Bullard, who has played just 47 of her team’s 88 games the last four years, established her career best against Brock Nov. 23, when she scored 25 points.

“Gemma’s competitive spirit is what has driven her through — and caused some of — her injuries,” Gaels coach Dave Wilson said, in a release. “Her will to succeed is what has made her a great player in spite of the concussion, two knee surgeries, food poisoning, a shoulder tear and a number of other injuries.

“She has spent countless hours in the weight room, on the track and in the gym, working to overcome all the obstacles, and stands as an example of what can be accomplished in the face of adversity.”

Other finalists for the award were Jenna Jones of Prince Edward Island and Jaime Norum of Alberta.

The MacLeod award is named for former Brandon Bobcats player Tracy MacLeod, who, in just her second university game in 1992, so badly broke a leg landing awkwardly after taking a shot that, nine operations later, it had to be amputated. MacLeod returned to the team with a prosthetic leg less than a year later and as she earned two degrees, she completed her intercollegiate career, one highlighted by a game of 10 rebounds and 20 points in her first season back.

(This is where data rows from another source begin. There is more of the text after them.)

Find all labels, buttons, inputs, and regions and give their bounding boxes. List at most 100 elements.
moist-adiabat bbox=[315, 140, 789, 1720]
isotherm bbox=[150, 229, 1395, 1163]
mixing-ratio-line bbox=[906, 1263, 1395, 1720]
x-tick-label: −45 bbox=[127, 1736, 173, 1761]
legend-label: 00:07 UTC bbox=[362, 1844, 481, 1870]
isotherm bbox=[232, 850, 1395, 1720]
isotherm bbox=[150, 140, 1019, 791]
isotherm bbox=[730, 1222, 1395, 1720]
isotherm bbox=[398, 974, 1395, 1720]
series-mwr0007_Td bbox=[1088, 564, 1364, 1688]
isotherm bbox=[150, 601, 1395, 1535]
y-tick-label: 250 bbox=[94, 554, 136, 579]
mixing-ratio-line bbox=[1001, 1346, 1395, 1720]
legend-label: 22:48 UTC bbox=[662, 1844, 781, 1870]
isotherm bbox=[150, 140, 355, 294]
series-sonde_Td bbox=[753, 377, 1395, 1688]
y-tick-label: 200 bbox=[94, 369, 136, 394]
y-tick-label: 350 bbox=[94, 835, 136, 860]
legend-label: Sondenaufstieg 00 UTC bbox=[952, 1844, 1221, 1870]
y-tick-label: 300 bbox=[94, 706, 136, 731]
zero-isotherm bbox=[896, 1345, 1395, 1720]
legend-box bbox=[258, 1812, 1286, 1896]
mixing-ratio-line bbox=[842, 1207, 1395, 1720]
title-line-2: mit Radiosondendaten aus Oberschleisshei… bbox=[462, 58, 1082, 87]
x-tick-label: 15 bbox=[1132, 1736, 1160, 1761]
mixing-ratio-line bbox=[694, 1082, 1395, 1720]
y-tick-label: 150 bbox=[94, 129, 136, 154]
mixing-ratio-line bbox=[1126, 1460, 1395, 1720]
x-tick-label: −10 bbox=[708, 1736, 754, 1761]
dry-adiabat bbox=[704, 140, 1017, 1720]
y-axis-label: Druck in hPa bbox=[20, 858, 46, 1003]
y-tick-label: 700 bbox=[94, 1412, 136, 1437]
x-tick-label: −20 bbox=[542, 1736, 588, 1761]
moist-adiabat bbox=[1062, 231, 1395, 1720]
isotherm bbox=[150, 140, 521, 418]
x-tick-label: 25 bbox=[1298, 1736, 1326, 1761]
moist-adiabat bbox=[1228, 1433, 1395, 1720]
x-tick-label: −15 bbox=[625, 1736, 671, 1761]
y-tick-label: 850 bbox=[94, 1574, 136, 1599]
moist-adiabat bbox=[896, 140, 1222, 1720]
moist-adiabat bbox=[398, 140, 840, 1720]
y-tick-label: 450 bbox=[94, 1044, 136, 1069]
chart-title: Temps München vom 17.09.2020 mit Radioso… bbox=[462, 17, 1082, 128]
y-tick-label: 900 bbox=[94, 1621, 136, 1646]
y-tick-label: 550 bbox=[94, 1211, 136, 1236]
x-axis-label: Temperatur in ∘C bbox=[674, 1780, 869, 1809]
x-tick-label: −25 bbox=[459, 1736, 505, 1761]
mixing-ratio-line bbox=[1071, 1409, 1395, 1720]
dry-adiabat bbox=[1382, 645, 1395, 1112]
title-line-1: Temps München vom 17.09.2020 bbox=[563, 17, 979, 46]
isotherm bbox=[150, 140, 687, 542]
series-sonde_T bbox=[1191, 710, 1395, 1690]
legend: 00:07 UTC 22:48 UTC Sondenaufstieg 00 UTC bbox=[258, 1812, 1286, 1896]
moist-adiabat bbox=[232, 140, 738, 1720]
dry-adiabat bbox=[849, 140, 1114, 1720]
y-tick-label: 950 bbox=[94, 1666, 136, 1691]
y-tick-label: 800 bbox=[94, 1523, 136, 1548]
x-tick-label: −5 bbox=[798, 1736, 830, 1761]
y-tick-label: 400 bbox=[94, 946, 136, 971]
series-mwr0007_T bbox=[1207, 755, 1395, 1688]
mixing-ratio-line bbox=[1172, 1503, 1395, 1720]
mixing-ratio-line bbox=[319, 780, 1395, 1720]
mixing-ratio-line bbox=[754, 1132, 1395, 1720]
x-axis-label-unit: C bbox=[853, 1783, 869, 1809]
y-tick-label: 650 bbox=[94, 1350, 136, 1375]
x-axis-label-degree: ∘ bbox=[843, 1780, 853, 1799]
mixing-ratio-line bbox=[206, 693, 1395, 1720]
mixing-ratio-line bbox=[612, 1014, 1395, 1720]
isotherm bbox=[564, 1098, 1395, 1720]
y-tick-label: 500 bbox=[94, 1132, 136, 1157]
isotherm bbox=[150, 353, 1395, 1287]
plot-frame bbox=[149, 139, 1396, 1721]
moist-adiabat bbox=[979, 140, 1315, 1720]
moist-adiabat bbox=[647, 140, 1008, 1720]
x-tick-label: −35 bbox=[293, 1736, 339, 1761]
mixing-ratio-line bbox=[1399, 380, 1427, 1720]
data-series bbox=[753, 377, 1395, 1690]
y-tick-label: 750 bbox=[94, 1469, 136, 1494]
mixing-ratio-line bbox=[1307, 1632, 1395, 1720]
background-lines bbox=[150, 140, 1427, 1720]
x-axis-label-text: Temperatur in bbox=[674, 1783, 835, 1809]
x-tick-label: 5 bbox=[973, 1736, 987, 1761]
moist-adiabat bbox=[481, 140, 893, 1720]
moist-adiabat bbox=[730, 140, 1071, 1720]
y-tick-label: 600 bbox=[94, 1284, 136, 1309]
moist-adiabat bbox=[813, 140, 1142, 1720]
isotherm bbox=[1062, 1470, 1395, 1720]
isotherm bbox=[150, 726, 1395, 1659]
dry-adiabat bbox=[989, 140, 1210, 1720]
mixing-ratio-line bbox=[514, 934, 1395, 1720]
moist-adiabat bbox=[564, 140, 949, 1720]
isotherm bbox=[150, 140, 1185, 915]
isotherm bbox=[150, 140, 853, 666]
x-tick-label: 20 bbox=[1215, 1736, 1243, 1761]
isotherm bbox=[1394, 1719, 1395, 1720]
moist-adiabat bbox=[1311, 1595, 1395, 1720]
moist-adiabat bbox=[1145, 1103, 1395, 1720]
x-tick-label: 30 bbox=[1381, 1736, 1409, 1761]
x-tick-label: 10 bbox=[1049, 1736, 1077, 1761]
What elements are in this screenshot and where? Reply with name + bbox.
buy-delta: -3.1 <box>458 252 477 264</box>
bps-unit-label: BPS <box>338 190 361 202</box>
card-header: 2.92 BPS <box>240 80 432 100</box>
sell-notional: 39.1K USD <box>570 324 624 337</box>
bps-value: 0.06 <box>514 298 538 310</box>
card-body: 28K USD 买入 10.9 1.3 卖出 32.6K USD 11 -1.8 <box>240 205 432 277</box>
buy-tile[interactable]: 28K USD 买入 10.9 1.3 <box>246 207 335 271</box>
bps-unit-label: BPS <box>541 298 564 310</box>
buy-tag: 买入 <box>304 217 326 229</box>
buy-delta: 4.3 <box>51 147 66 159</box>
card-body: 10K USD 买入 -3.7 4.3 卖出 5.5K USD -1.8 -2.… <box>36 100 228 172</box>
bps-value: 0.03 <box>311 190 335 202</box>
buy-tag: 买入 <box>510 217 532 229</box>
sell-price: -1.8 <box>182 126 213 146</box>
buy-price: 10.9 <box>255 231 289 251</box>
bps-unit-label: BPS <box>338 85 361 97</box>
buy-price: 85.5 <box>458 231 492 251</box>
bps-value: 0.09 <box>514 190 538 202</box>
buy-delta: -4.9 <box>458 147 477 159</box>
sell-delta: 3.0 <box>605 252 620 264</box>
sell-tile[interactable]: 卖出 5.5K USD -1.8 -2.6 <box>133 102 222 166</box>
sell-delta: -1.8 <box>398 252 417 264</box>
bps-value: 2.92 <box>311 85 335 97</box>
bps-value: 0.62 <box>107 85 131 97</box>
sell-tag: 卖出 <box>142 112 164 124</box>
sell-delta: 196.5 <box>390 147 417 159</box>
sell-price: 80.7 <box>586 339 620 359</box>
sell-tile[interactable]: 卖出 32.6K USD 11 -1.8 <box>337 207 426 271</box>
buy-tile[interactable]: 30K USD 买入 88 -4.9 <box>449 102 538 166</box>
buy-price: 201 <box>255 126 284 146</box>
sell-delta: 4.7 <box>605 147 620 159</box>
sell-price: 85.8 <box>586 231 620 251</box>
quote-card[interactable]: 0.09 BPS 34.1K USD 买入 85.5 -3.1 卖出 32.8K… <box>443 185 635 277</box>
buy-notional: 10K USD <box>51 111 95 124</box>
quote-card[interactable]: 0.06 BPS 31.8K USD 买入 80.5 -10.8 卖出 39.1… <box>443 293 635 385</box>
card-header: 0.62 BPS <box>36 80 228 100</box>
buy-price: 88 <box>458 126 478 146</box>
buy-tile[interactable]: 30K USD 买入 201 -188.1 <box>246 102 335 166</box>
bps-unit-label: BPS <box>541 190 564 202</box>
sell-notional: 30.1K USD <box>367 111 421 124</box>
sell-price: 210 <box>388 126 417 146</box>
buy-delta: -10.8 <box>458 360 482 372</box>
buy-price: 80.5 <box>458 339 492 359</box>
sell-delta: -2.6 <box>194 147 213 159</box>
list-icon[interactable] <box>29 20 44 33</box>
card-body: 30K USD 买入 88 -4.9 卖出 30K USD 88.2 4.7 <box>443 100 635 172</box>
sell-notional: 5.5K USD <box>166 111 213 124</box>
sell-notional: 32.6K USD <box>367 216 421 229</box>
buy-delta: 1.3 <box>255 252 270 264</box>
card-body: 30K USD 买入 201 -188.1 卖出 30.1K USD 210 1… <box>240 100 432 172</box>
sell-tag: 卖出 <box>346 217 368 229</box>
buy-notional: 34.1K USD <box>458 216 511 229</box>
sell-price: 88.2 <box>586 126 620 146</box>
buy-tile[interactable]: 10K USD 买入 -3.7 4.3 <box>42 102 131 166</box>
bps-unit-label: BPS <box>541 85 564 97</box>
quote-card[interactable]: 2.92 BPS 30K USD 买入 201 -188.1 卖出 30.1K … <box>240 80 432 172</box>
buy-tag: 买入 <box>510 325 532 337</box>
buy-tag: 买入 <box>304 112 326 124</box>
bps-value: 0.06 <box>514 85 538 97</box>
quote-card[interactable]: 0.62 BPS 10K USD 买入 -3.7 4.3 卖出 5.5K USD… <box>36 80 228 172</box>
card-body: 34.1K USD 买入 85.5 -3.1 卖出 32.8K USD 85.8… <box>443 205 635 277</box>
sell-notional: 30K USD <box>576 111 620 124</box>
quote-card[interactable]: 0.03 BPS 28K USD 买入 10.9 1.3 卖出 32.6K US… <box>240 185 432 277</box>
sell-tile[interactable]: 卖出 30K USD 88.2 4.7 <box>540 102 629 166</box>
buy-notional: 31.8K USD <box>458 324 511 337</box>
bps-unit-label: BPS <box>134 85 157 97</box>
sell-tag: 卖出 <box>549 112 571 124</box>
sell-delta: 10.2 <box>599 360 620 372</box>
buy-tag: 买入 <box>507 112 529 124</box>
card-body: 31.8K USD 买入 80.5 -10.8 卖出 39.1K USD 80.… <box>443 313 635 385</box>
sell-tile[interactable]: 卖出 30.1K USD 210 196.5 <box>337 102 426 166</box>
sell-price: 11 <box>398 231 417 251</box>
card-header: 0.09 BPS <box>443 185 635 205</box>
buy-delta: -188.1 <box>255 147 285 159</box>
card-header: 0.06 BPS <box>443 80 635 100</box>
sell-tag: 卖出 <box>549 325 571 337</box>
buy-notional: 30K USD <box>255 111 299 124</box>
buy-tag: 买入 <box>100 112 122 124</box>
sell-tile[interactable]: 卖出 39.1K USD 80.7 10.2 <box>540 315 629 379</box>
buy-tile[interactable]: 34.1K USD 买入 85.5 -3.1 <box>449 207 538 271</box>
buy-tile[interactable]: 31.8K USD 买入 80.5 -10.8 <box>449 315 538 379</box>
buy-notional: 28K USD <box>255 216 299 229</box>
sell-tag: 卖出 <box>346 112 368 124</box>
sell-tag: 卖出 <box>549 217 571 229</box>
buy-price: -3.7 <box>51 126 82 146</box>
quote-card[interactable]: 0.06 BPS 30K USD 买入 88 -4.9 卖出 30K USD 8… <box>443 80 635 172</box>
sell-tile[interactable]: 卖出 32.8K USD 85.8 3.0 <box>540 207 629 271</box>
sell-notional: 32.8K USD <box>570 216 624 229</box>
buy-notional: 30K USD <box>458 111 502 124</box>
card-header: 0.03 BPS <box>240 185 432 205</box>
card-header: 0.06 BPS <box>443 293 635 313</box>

The Gaels are in the national championship tournament for the third time in team history, the first time since 2003. After winning the Ontario University Athletics East division championship with a 62-58 overtime win over Carleton, Queen’s, 16-6 in the regular year, dropped a 73-48 decision to Windsor in the OUA final, a defeat that ended a nine-game winning streak.

The Gaels, who have played just three games since Feb. 15, will open the tournament Friday afternoon at 3 o’clock against No. 3-seeded Saskatchewan, hoping for a better result than they achieved in October, when they were beaten 68-33 by the Huskies at a tournament in Toronto.

Saskatchewan, 17-5 in the regular season, third in the Canada West Prairie division, upset Regina, which at 20-2 shared first place in the division, in the semifinals before defeating Fraser Valley 67-56 for the conference championship.

The Huskies are led by Canada West player of the year Dalyce Emmerson, who was fourth in the country in scoring (19.2 points per game) and second with 11.6 rebounds per game.

The three-time defending national champion Windsor Lancers are the tournament’s top seed. Also in the field are second-seeded Saint Mary’s, the Atlantic conference champion; No. 4 McGill, the Quebec champion; No. 5 Fraser Valley, the Canada West finalist; No. 7 Alberta, the Canada West bronze medalist, and No. 8 Wilfrid Laurier, the Ontario bronze medalist.